GSA Connects 2024 Meeting in Anaheim, California

Paper No. 211-9
Presentation Time: 4:15 PM

LAND USE ON STATEN ISLAND, NY: CONSERVATION AND SUSTAINABILITY


BENIMOFF, Alan, Engineering and Environmental Science, College of Staten Island, 2800 Victory Boulevard, Staten Island, NY 10314, BOLEMBACH, Jack, First Vice President, Protectors of Pine Oak Woods, P.O. Box 140747, Staten Island, NY 10314-0747 and LATOUR, Mark, Chair, Land Use Committee, Protectors of Pine Oak Woods, P.O. Box 140747, Staten Island, NY 10314-0747

The GSA position statement “Integrating Geoscience with Sustainable Land-Use Management” is “To ensure sustainable land-management practices that meet present and future needs of people and the natural systems on which they depend, The Geological Society of America (GSA) advocates use of comprehensive earth-science information in land-use planning and decision making.” Furthermore, it encourages geoscientists to participate in land-use decision making at local, regional, state, and national levels."

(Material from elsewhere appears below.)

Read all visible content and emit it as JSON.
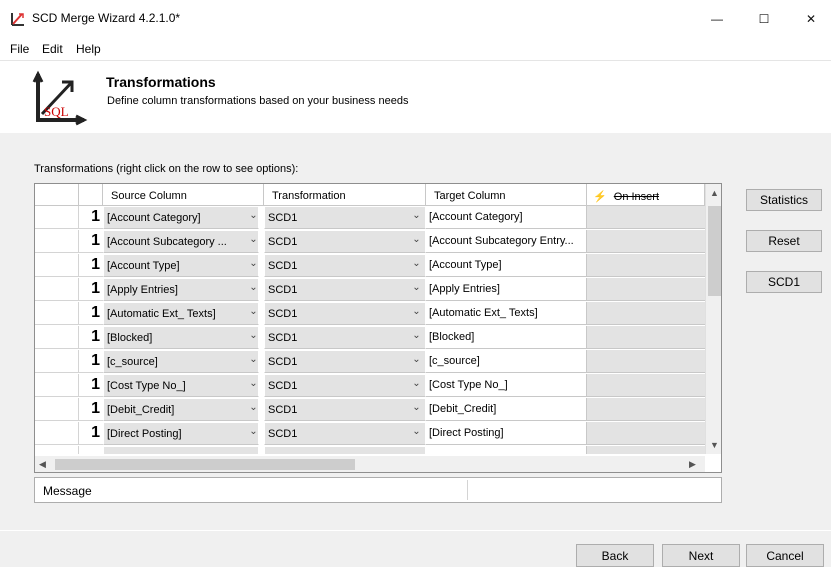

We are board members of Protectors of Pine Oak Woods (PPOW), (siprotectors.org). One of our co-authors (AB) is a full-time professor of geology. Another co-author (JB) is the vice president of PPOW and co-author (ML) is the PPOW chair of the land conservation committee. The PPOW land conservation committee has played a very active role since July 2020 in researching and identifying unprotected natural land throughout Staten Island. PPOW for several decades has been engaged in the successful protection of numerous natural areas on Staten Island. We have worked in partnership with the NYS Department of Environmental Conservation (DEC), The New York State Office of Parks and Recreation and New York Historic Preservation. In as much as we authors are board members of the PPOW we are actively involved in this endeavor.

Therefore, we are engaged in a multi-pronged effort of balancing environmental preservation with development and using land conservation principles that include the following; Conserving precious natural resources, with attention to how stormwater management should affect the design, acquisition and conservation of open space; Ensuring equitable distribution of open green space in densely populated urban low-income environmental justice communities; Preserving and expanding the NYC tree canopies especially along grassy areas of roads and highways.

Recently, we received strong support from all our elected representatives at the city, state and federal level for the acquisition of many high-priority conservation sites on Staten Island, a borough of NYC, utilizing funds from the NYS Environmental Bond Act of 2022.